【現場から現場へ】
[関連施設紹介]
医療法人社団 東北福祉会 せんだんの丘
せんだんの丘 事務長代行
大森 俊也
超高齢社会においてすべての国民がより豊かに暮らすためには,予防福祉の実践が必要です。予防福祉は,東北福祉大学を中心とする関連法人によってさまざまな活動を展開しているところですが,既刊でご紹介済みの国見ケ丘第2キャンパスの社会福祉法人東北福祉会とともに,国見ケ丘第1キャンパスでは,医療法人社団東北福祉会が福祉医療を実践する「せんだんの丘」を事業経営しています。ますます365体育投注_365体育备用网址-【唯一授权牌照】@となってくる予防福祉のもとに地域社会に貢献する介護予防を実践しています。

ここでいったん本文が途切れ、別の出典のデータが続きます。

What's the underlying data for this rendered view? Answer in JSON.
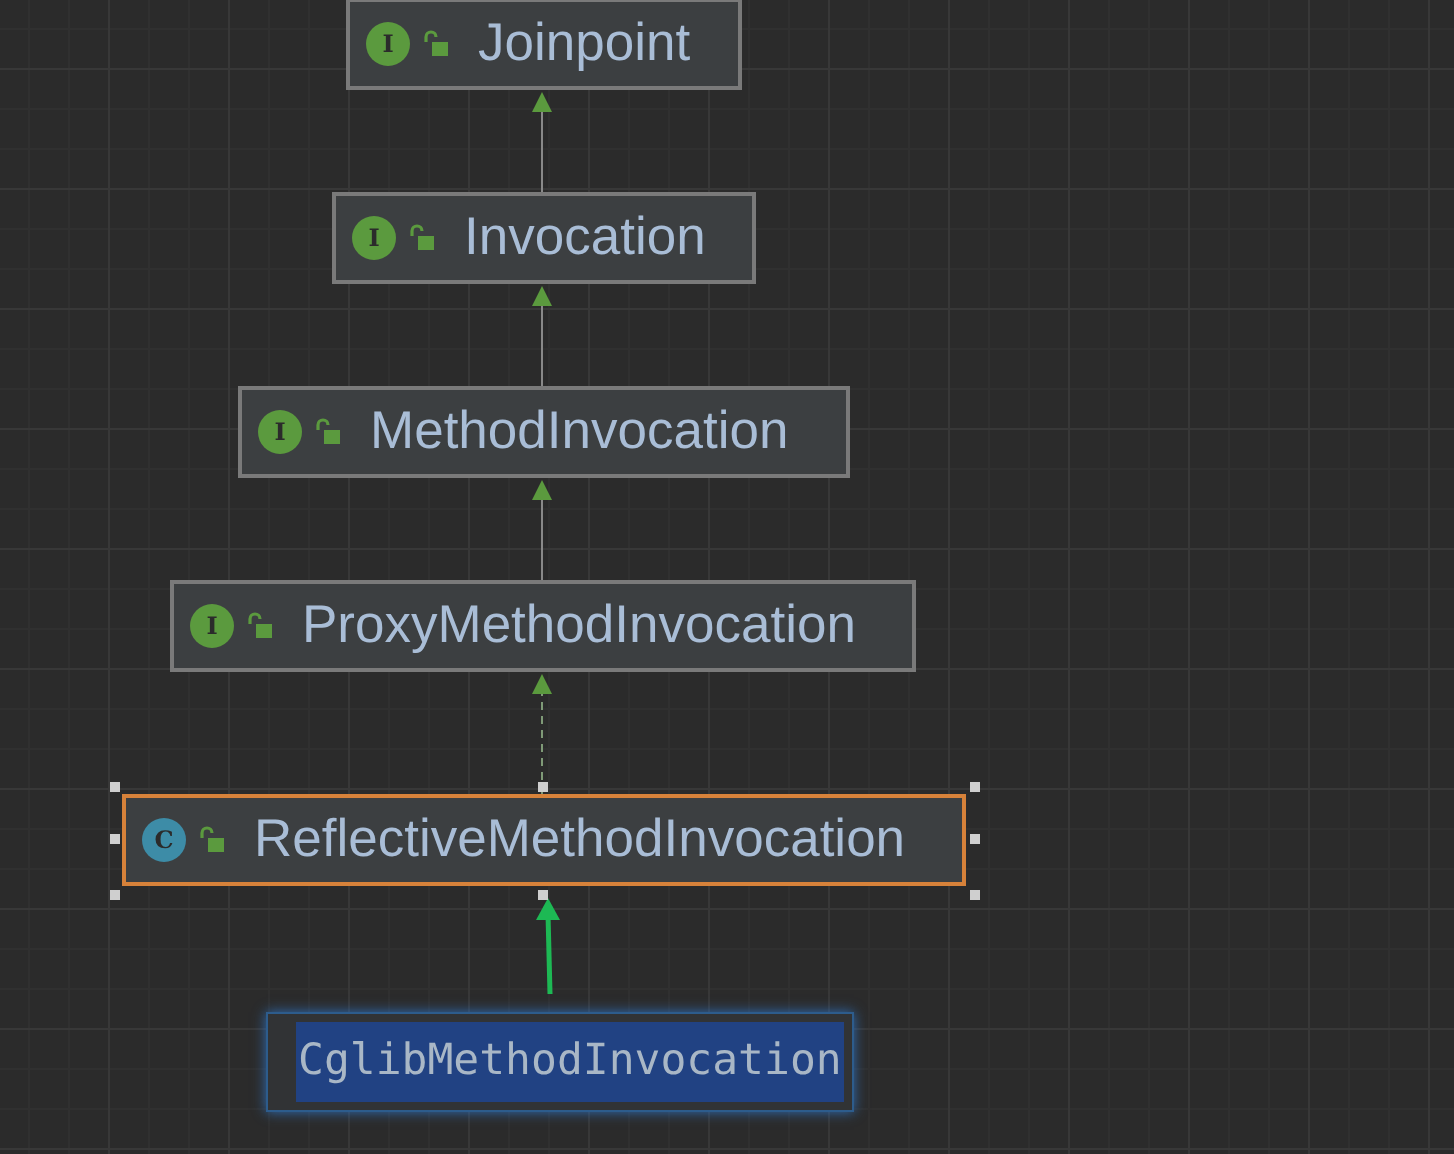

今回からは,医療法人社団東北福祉会が経営する介護老人保健施設「せんだんの丘」についてご紹介します。
◆事業について
せんだんの丘は,2000年4月(介護保険制度施行と同時)に開設されました。せんだんの丘の事業は,介護老人保健施設を母体として入所事業,短期入所事業(空床利用型),通所リハビリテーションの事業,せんだんの丘居宅介護支援事業所,せんだんの丘訪問看護ステーション,せんだんの丘福祉用具貸与事業所(本年5月事業開始)を経営し,利用者の「生活」を基調としたリハビリテーション,看護,介護,食事,口腔ケア,事務の全部門連携のもとに地域で生活する要支援?要介護の方々への生活に重点をおいた生活リハビリテーションを実践しています。
◆施設概要と特徴
施設の構造は,傾斜地を利用した3階建てで1フロアーに2ユニット,2階に正面玄関と事務部門があり,2階の1ユニットが通所リハビリテーションになっています。施設の特徴は,老健のユニット型施設として先駆けの役割を担い各方面から注目を集めているところです。入所の5ユニットの構成は,間近な在宅復帰16名,重介護?医療の高依存17名×2,痴呆25名×2のご利用計100名定員となっています。老健の中では先行してユニット方式を採ってきていますが,まだ完成したユニット運営に至ったという認識には立っていません。施設のハードをユニット化すればさまざまな課題が解決するということではなく,利用者の個別性が確保され,「自立への取り組みを追究し実践していくか」をテーマとして全員が努力しているところです。4年を経過した現在も職員が創意工夫しながら日々取り組んでいるところです。
◆職員構成
職員の構成は,医師1名,作業療法士12名,看護師12名,介護職45名,事務職4名,管理栄養士1名,歯科衛生士1名,調理と清掃の一部は,委託業者が担っています(ケアマネジャーは,施設2名,居宅2名)。せんだんの丘では,職種間の連携を涵養する取り組みとして実施されてきた委員会制が積極的に機能し,各事業は,個別単体ではなく有機的に運営されています。
◆せんだんの丘の役割
せんだんの丘には,大きく3つの役割があります。1つめは,冒頭に述べた東北福祉大学を核とした研究?実践事業との連携,地域への展開であり,2つめは,老健としての本来の意義である介護予防の視点からリハビリテーションを居宅で生活されている方々へどのように的確に届けていくことです。3つめは,(ご利用の皆様に事前に了解をいただき,)実習教育の場として,人財育成に取り組んでいくことです。
実習について若干詳述すると,東北福祉大学の実学教育の学生は,自分で予定をたててユニットに入っていますし,教員養成課程,介護福祉士,ヘルパー資格取得実習,また,看護師,作業療法士,歯科衛生士等の各種実習を受け入れ,隣接の高齢者痴呆介護研究?研修仙台センター(「せんだんの里」)で実施される施設実習についても年3回の受け入れをしています。
どの実習受け入れについても職員が初心を省みる機会であると同時に「気付く力と改善する力」を与えていただいています。「教育とは,教え育むことだけでなく教え育てられていくこと」として職員自らが実感し大切にしています。
介護予防,ひいては予防福祉に根ざした人財が地域に育つような実習となるように努力しているところです。実習の数が多くなってきたことから,経験のある支援相談員がその役割を担うように内部の機構改革も進めてきたところです。
次回からは,上述の内容を踏まえ,せんだんの丘の取り組み内容をご紹介いたします。